Chestnut’s brother signed him up for a hot dog eating contest, but Chestnut didn’t show up. Then, when his brother signed him up for the second contest, he did participate.

“As soon as I got on stage, it’s like completely against everything – you’re eating in front of people and not holding back and people are encouraging you to keep going, and I fell in love with it and it snowballed,” Chestnut said. “I thought, ‘I have to win the Fourth of July contest.’”

Chestnut won his first Nathan’s Famous International Hot Dog Eating Contest in 2007 and has won it 13 times since.

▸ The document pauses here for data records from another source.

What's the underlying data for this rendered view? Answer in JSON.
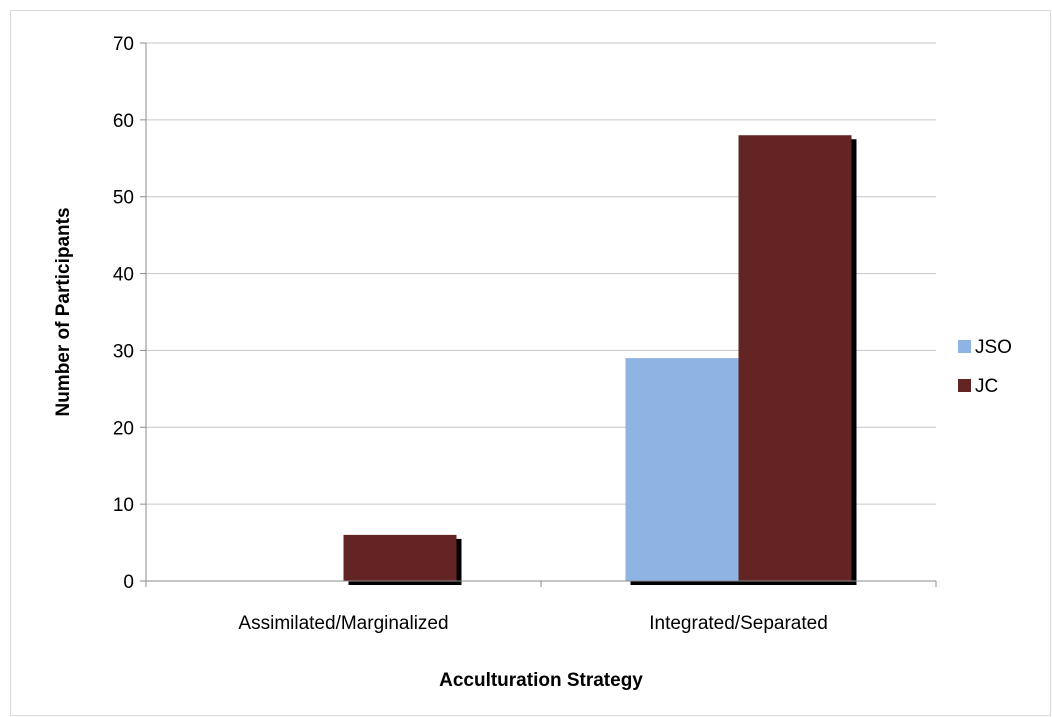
{
  "chart_data": {
    "type": "bar",
    "title": "",
    "xlabel": "Acculturation Strategy",
    "ylabel": "Number of Participants",
    "categories": [
      "Assimilated/Marginalized",
      "Integrated/Separated"
    ],
    "series": [
      {
        "name": "JSO",
        "color": "#8eb4e3",
        "values": [
          0,
          29
        ]
      },
      {
        "name": "JC",
        "color": "#632523",
        "values": [
          6,
          58
        ]
      }
    ],
    "ylim": [
      0,
      70
    ],
    "yticks": [
      0,
      10,
      20,
      30,
      40,
      50,
      60,
      70
    ],
    "grid": true,
    "legend_position": "right"
  }
}
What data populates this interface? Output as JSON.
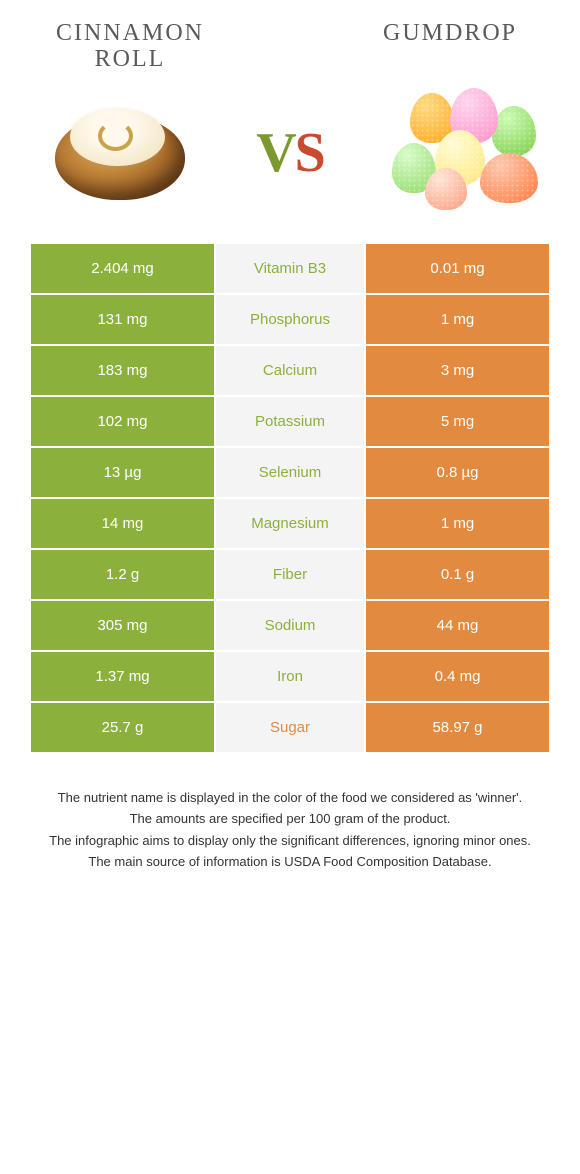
{
  "header": {
    "left_title_line1": "CINNAMON",
    "left_title_line2": "ROLL",
    "right_title": "GUMDROP",
    "vs_v": "V",
    "vs_s": "S"
  },
  "colors": {
    "left_bg": "#8bb13c",
    "right_bg": "#e28a3f",
    "mid_bg": "#f4f4f4",
    "mid_text_left": "#8bb13c",
    "mid_text_right": "#e28a3f"
  },
  "rows": [
    {
      "left": "2.404 mg",
      "label": "Vitamin B3",
      "right": "0.01 mg",
      "winner": "left"
    },
    {
      "left": "131 mg",
      "label": "Phosphorus",
      "right": "1 mg",
      "winner": "left"
    },
    {
      "left": "183 mg",
      "label": "Calcium",
      "right": "3 mg",
      "winner": "left"
    },
    {
      "left": "102 mg",
      "label": "Potassium",
      "right": "5 mg",
      "winner": "left"
    },
    {
      "left": "13 µg",
      "label": "Selenium",
      "right": "0.8 µg",
      "winner": "left"
    },
    {
      "left": "14 mg",
      "label": "Magnesium",
      "right": "1 mg",
      "winner": "left"
    },
    {
      "left": "1.2 g",
      "label": "Fiber",
      "right": "0.1 g",
      "winner": "left"
    },
    {
      "left": "305 mg",
      "label": "Sodium",
      "right": "44 mg",
      "winner": "left"
    },
    {
      "left": "1.37 mg",
      "label": "Iron",
      "right": "0.4 mg",
      "winner": "left"
    },
    {
      "left": "25.7 g",
      "label": "Sugar",
      "right": "58.97 g",
      "winner": "right"
    }
  ],
  "footer": {
    "line1": "The nutrient name is displayed in the color of the food we considered as 'winner'.",
    "line2": "The amounts are specified per 100 gram of the product.",
    "line3": "The infographic aims to display only the significant differences, ignoring minor ones.",
    "line4": "The main source of information is USDA Food Composition Database."
  }
}
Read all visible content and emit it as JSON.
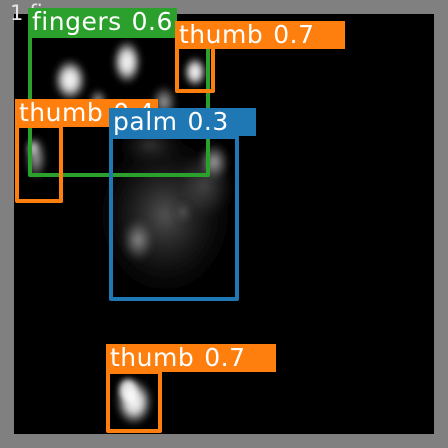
{
  "caption": {
    "prefix": "1",
    "label": "fing"
  },
  "colors": {
    "background": "#000000",
    "frame_border": "#808080",
    "fingers": "#2ca02c",
    "thumb": "#ff7f0e",
    "palm": "#1f77b4",
    "label_text": "#ffffff"
  },
  "detections": [
    {
      "id": "fingers",
      "label": "fingers",
      "score": "0.6",
      "color": "#2ca02c"
    },
    {
      "id": "thumb-top-right",
      "label": "thumb",
      "score": "0.7",
      "color": "#ff7f0e"
    },
    {
      "id": "thumb-left",
      "label": "thumb",
      "score": "0.4",
      "color": "#ff7f0e"
    },
    {
      "id": "palm",
      "label": "palm",
      "score": "0.3",
      "color": "#1f77b4"
    },
    {
      "id": "thumb-bottom",
      "label": "thumb",
      "score": "0.7",
      "color": "#ff7f0e"
    }
  ]
}
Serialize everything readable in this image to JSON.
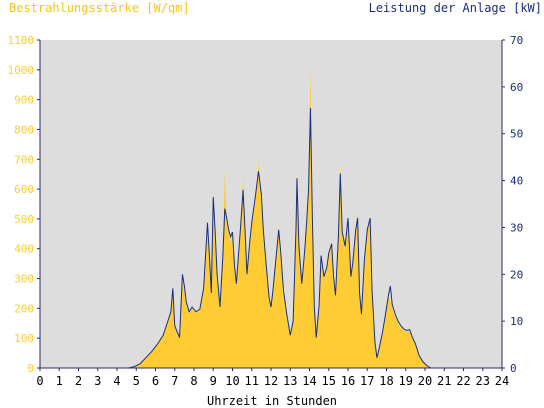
{
  "chart_data": {
    "type": "area",
    "title": "",
    "left_axis_title": "Bestrahlungsstärke [W/qm]",
    "right_axis_title": "Leistung der Anlage [kW]",
    "xlabel": "Uhrzeit in Stunden",
    "x_ticks": [
      "0",
      "1",
      "2",
      "3",
      "4",
      "5",
      "6",
      "7",
      "8",
      "9",
      "10",
      "11",
      "12",
      "13",
      "14",
      "15",
      "16",
      "17",
      "18",
      "19",
      "20",
      "21",
      "22",
      "23",
      "24"
    ],
    "xlim": [
      0,
      24
    ],
    "y_left_ticks": [
      "0",
      "100",
      "200",
      "300",
      "400",
      "500",
      "600",
      "700",
      "800",
      "900",
      "1000",
      "1100"
    ],
    "ylim_left": [
      0,
      1100
    ],
    "y_right_ticks": [
      "0",
      "10",
      "20",
      "30",
      "40",
      "50",
      "60",
      "70"
    ],
    "ylim_right": [
      0,
      70
    ],
    "grid": false,
    "series": [
      {
        "name": "Bestrahlungsstärke [W/qm]",
        "axis": "left",
        "color": "#ffcc33",
        "style": "filled-area",
        "points": [
          [
            0,
            0
          ],
          [
            4.6,
            0
          ],
          [
            4.9,
            5
          ],
          [
            5.2,
            15
          ],
          [
            5.5,
            35
          ],
          [
            5.8,
            55
          ],
          [
            6.1,
            80
          ],
          [
            6.4,
            110
          ],
          [
            6.6,
            150
          ],
          [
            6.8,
            190
          ],
          [
            6.9,
            255
          ],
          [
            7.0,
            140
          ],
          [
            7.1,
            120
          ],
          [
            7.25,
            100
          ],
          [
            7.4,
            290
          ],
          [
            7.5,
            255
          ],
          [
            7.6,
            210
          ],
          [
            7.75,
            180
          ],
          [
            7.9,
            200
          ],
          [
            8.1,
            185
          ],
          [
            8.3,
            190
          ],
          [
            8.5,
            260
          ],
          [
            8.7,
            470
          ],
          [
            8.8,
            360
          ],
          [
            8.9,
            250
          ],
          [
            9.0,
            580
          ],
          [
            9.1,
            450
          ],
          [
            9.2,
            300
          ],
          [
            9.35,
            200
          ],
          [
            9.5,
            380
          ],
          [
            9.6,
            660
          ],
          [
            9.7,
            500
          ],
          [
            9.8,
            450
          ],
          [
            9.9,
            420
          ],
          [
            10.0,
            460
          ],
          [
            10.1,
            340
          ],
          [
            10.2,
            280
          ],
          [
            10.4,
            450
          ],
          [
            10.55,
            640
          ],
          [
            10.65,
            450
          ],
          [
            10.75,
            300
          ],
          [
            10.9,
            420
          ],
          [
            11.0,
            480
          ],
          [
            11.2,
            560
          ],
          [
            11.35,
            690
          ],
          [
            11.5,
            560
          ],
          [
            11.6,
            450
          ],
          [
            11.75,
            340
          ],
          [
            11.9,
            230
          ],
          [
            12.0,
            200
          ],
          [
            12.1,
            250
          ],
          [
            12.25,
            350
          ],
          [
            12.4,
            470
          ],
          [
            12.5,
            380
          ],
          [
            12.65,
            250
          ],
          [
            12.8,
            180
          ],
          [
            13.0,
            110
          ],
          [
            13.15,
            160
          ],
          [
            13.3,
            460
          ],
          [
            13.35,
            640
          ],
          [
            13.45,
            400
          ],
          [
            13.6,
            280
          ],
          [
            13.75,
            380
          ],
          [
            13.85,
            480
          ],
          [
            13.95,
            600
          ],
          [
            14.05,
            1010
          ],
          [
            14.15,
            500
          ],
          [
            14.25,
            200
          ],
          [
            14.35,
            100
          ],
          [
            14.5,
            210
          ],
          [
            14.6,
            370
          ],
          [
            14.75,
            300
          ],
          [
            14.9,
            330
          ],
          [
            15.0,
            380
          ],
          [
            15.15,
            410
          ],
          [
            15.25,
            300
          ],
          [
            15.35,
            240
          ],
          [
            15.5,
            440
          ],
          [
            15.6,
            690
          ],
          [
            15.7,
            450
          ],
          [
            15.85,
            400
          ],
          [
            16.0,
            500
          ],
          [
            16.15,
            300
          ],
          [
            16.25,
            350
          ],
          [
            16.4,
            460
          ],
          [
            16.5,
            530
          ],
          [
            16.6,
            250
          ],
          [
            16.7,
            180
          ],
          [
            16.85,
            360
          ],
          [
            17.0,
            460
          ],
          [
            17.15,
            500
          ],
          [
            17.25,
            260
          ],
          [
            17.4,
            90
          ],
          [
            17.5,
            35
          ],
          [
            17.6,
            60
          ],
          [
            17.8,
            120
          ],
          [
            17.95,
            180
          ],
          [
            18.1,
            240
          ],
          [
            18.2,
            230
          ],
          [
            18.3,
            200
          ],
          [
            18.45,
            175
          ],
          [
            18.6,
            150
          ],
          [
            18.75,
            135
          ],
          [
            18.9,
            125
          ],
          [
            19.05,
            120
          ],
          [
            19.2,
            125
          ],
          [
            19.35,
            100
          ],
          [
            19.5,
            80
          ],
          [
            19.7,
            40
          ],
          [
            19.9,
            20
          ],
          [
            20.1,
            8
          ],
          [
            20.3,
            0
          ],
          [
            24,
            0
          ]
        ]
      },
      {
        "name": "Leistung der Anlage [kW]",
        "axis": "right",
        "color": "#1a2f7a",
        "style": "line",
        "points": [
          [
            0,
            0
          ],
          [
            4.6,
            0
          ],
          [
            4.9,
            0.3
          ],
          [
            5.2,
            0.9
          ],
          [
            5.5,
            2.2
          ],
          [
            5.8,
            3.5
          ],
          [
            6.1,
            5.1
          ],
          [
            6.4,
            7.0
          ],
          [
            6.6,
            9.5
          ],
          [
            6.8,
            12.0
          ],
          [
            6.9,
            17.0
          ],
          [
            7.0,
            9.0
          ],
          [
            7.1,
            8.0
          ],
          [
            7.25,
            6.5
          ],
          [
            7.4,
            20.0
          ],
          [
            7.5,
            17.5
          ],
          [
            7.6,
            14.0
          ],
          [
            7.75,
            12.0
          ],
          [
            7.9,
            13.0
          ],
          [
            8.1,
            12.0
          ],
          [
            8.3,
            12.5
          ],
          [
            8.5,
            17.0
          ],
          [
            8.7,
            31.0
          ],
          [
            8.8,
            24.0
          ],
          [
            8.9,
            16.0
          ],
          [
            9.0,
            36.5
          ],
          [
            9.1,
            29.0
          ],
          [
            9.2,
            20.0
          ],
          [
            9.35,
            13.0
          ],
          [
            9.5,
            24.0
          ],
          [
            9.6,
            34.0
          ],
          [
            9.7,
            32.0
          ],
          [
            9.8,
            29.5
          ],
          [
            9.9,
            28.0
          ],
          [
            10.0,
            29.0
          ],
          [
            10.1,
            22.0
          ],
          [
            10.2,
            18.0
          ],
          [
            10.4,
            29.0
          ],
          [
            10.55,
            38.0
          ],
          [
            10.65,
            29.5
          ],
          [
            10.75,
            20.0
          ],
          [
            10.9,
            27.0
          ],
          [
            11.0,
            31.0
          ],
          [
            11.2,
            37.0
          ],
          [
            11.35,
            42.0
          ],
          [
            11.5,
            37.0
          ],
          [
            11.6,
            29.5
          ],
          [
            11.75,
            22.0
          ],
          [
            11.9,
            15.0
          ],
          [
            12.0,
            13.0
          ],
          [
            12.1,
            16.5
          ],
          [
            12.25,
            23.0
          ],
          [
            12.4,
            29.5
          ],
          [
            12.5,
            25.0
          ],
          [
            12.65,
            16.5
          ],
          [
            12.8,
            12.0
          ],
          [
            13.0,
            7.0
          ],
          [
            13.15,
            10.0
          ],
          [
            13.3,
            30.0
          ],
          [
            13.35,
            40.5
          ],
          [
            13.45,
            26.0
          ],
          [
            13.6,
            18.0
          ],
          [
            13.75,
            25.0
          ],
          [
            13.85,
            31.0
          ],
          [
            13.95,
            38.0
          ],
          [
            14.05,
            55.5
          ],
          [
            14.15,
            32.0
          ],
          [
            14.25,
            13.0
          ],
          [
            14.35,
            6.5
          ],
          [
            14.5,
            13.5
          ],
          [
            14.6,
            24.0
          ],
          [
            14.75,
            19.5
          ],
          [
            14.9,
            21.5
          ],
          [
            15.0,
            24.5
          ],
          [
            15.15,
            26.5
          ],
          [
            15.25,
            19.5
          ],
          [
            15.35,
            15.5
          ],
          [
            15.5,
            28.0
          ],
          [
            15.6,
            41.5
          ],
          [
            15.7,
            29.0
          ],
          [
            15.85,
            26.0
          ],
          [
            16.0,
            32.0
          ],
          [
            16.15,
            19.5
          ],
          [
            16.25,
            22.5
          ],
          [
            16.4,
            29.5
          ],
          [
            16.5,
            32.0
          ],
          [
            16.6,
            16.0
          ],
          [
            16.7,
            11.5
          ],
          [
            16.85,
            23.0
          ],
          [
            17.0,
            29.5
          ],
          [
            17.15,
            32.0
          ],
          [
            17.25,
            16.5
          ],
          [
            17.4,
            5.5
          ],
          [
            17.5,
            2.2
          ],
          [
            17.6,
            3.8
          ],
          [
            17.8,
            7.8
          ],
          [
            17.95,
            11.5
          ],
          [
            18.1,
            15.5
          ],
          [
            18.2,
            17.5
          ],
          [
            18.3,
            13.5
          ],
          [
            18.45,
            11.5
          ],
          [
            18.6,
            10.0
          ],
          [
            18.75,
            9.0
          ],
          [
            18.9,
            8.3
          ],
          [
            19.05,
            8.0
          ],
          [
            19.2,
            8.2
          ],
          [
            19.35,
            6.5
          ],
          [
            19.5,
            5.2
          ],
          [
            19.7,
            2.6
          ],
          [
            19.9,
            1.3
          ],
          [
            20.1,
            0.5
          ],
          [
            20.3,
            0
          ],
          [
            24,
            0
          ]
        ]
      }
    ]
  }
}
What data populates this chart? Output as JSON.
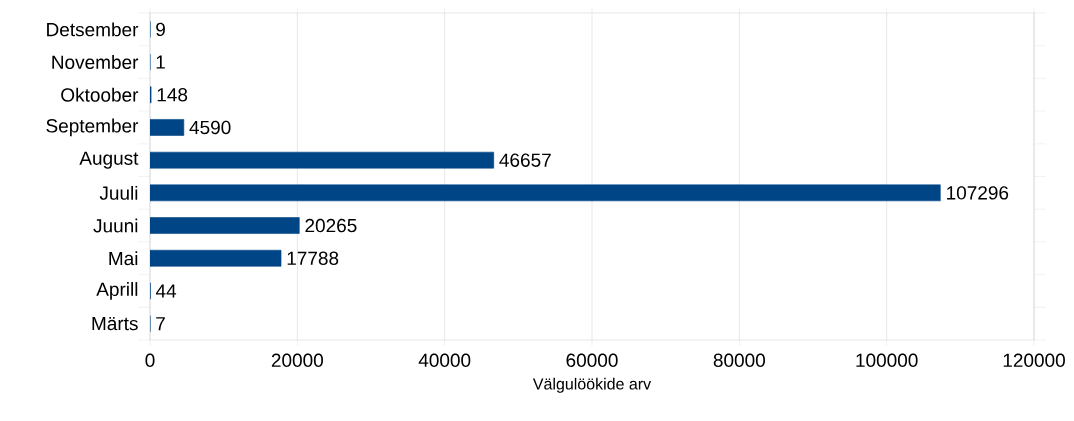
{
  "chart_data": {
    "type": "bar",
    "orientation": "horizontal",
    "xlabel": "Välgulöökide arv",
    "categories": [
      "Detsember",
      "November",
      "Oktoober",
      "September",
      "August",
      "Juuli",
      "Juuni",
      "Mai",
      "Aprill",
      "Märts"
    ],
    "values": [
      9,
      1,
      148,
      4590,
      46657,
      107296,
      20265,
      17788,
      44,
      7
    ],
    "color": "#004586",
    "xlim": [
      0,
      120000
    ],
    "xticks": [
      0,
      20000,
      40000,
      60000,
      80000,
      100000,
      120000
    ],
    "grid": "x",
    "data_labels": true
  }
}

He’s 37 years old.

Even after more than a decade of eating competitively, he said he still enjoys a good hot dog.

Joey Chestnut Eats has six sauces for purchase in 1,500 stores in the Midwest. (Submitted photo)

More than a competitive eater

Besides his competitive eating, Joey Chestnut also has a retail line called Joey Chestnut Eats that sells sauces such as coney sauce, mustard, a hot chicken sauce and other products.

Bryn Jones, president of Joey Chestnut Eats, said Chestnut had a great opportunity to establish his own retail line. Joey Chestnut Eats was created 2 1/2 years ago.

“Just his passion for food and eating and traveling and wanting to try all these new flavors, and I asked him, ‘You’re always promoting other businesses, why not create something of your own that you can then market?’” Jones said.

Jones said he and Chestnut try to take some of Chestnut’s favorite flavors from competing in food competitions and find a way to put them in a bottle.

“I don’t think anyone likes food more than Joey,” Jones said.

Chestnut sampled more than 75 sauces before deciding on the six he wanted to sell.

“He tested and tweaked and narrowed the field down until he found those exact flavor profiles,” Jones said.

Joey Chestnut Eats sauces are sold in approximately 1,500 stores in the Midwest. Locally, people can find them at Kroger and Meijer.